From the July 2015 issue

On the martian surface, would the moons Deimos and Phobos be visible to the unaided eye?

David De Roo, Silver Spring, Maryland
By | Published: July 27, 2015

Mars’ moons are easily visible at night from the surface of the Red Planet. Phobos – the nearer, larger, and brighter of the two – would be obviously non-round. A sharp-eyed observer would be able to make out the moon’s largest craters and see the jaggedness of its terminator – the dividing line between light and dark. Phobos rises in the west and sets in the east in the span of around four hours a couple times each martian day and is up at some time each night. It also noticeably changes phase between rising and setting. From the Curiosity rover’s point of view, on some evenings Phobos rises out of the slowly fading blue-gray twilight in crescent phase, transits as a quarter moon, and sets as a gibbous moon. Near fall or spring equinox, it goes into eclipse before becoming full. Near the start or end of totality, Phobos would remain faintly visible. And on a few days each year, it also transits the Sun during the daytime in an annular or even a partial solar eclipse.
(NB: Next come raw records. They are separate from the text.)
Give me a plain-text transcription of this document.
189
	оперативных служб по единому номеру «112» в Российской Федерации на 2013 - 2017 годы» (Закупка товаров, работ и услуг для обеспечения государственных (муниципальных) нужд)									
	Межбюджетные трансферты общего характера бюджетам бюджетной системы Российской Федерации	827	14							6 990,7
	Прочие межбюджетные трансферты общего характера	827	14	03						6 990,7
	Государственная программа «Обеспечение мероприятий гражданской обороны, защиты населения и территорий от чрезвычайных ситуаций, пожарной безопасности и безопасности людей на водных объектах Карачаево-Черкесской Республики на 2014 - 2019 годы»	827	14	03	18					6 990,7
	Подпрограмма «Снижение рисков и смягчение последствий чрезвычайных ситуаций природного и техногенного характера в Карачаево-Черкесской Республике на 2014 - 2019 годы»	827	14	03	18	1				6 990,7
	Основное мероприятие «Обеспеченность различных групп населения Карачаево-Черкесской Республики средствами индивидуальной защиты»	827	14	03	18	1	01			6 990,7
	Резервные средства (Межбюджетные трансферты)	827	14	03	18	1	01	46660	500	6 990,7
Deimos appears much smaller but is easily visible and brighter than any star in the martian sky at night. It is a little outside the areostationary orbit – it goes around Mars almost as fast as the planet spins. So it is visible for a couple nights, then gone for a few nights, and then back. During the night, the stars move past it, but it does rise in the east and set in the west. Eclipses involving Deimos are rare but do occur near the solstices.

During dust storms, the rising and setting of the moons would be lost in the murk, but they still would be visible when they are high in the sky at night. Out of dust storms, Phobos is sometimes visible in daylight, high in the early morning or late afternoon sky.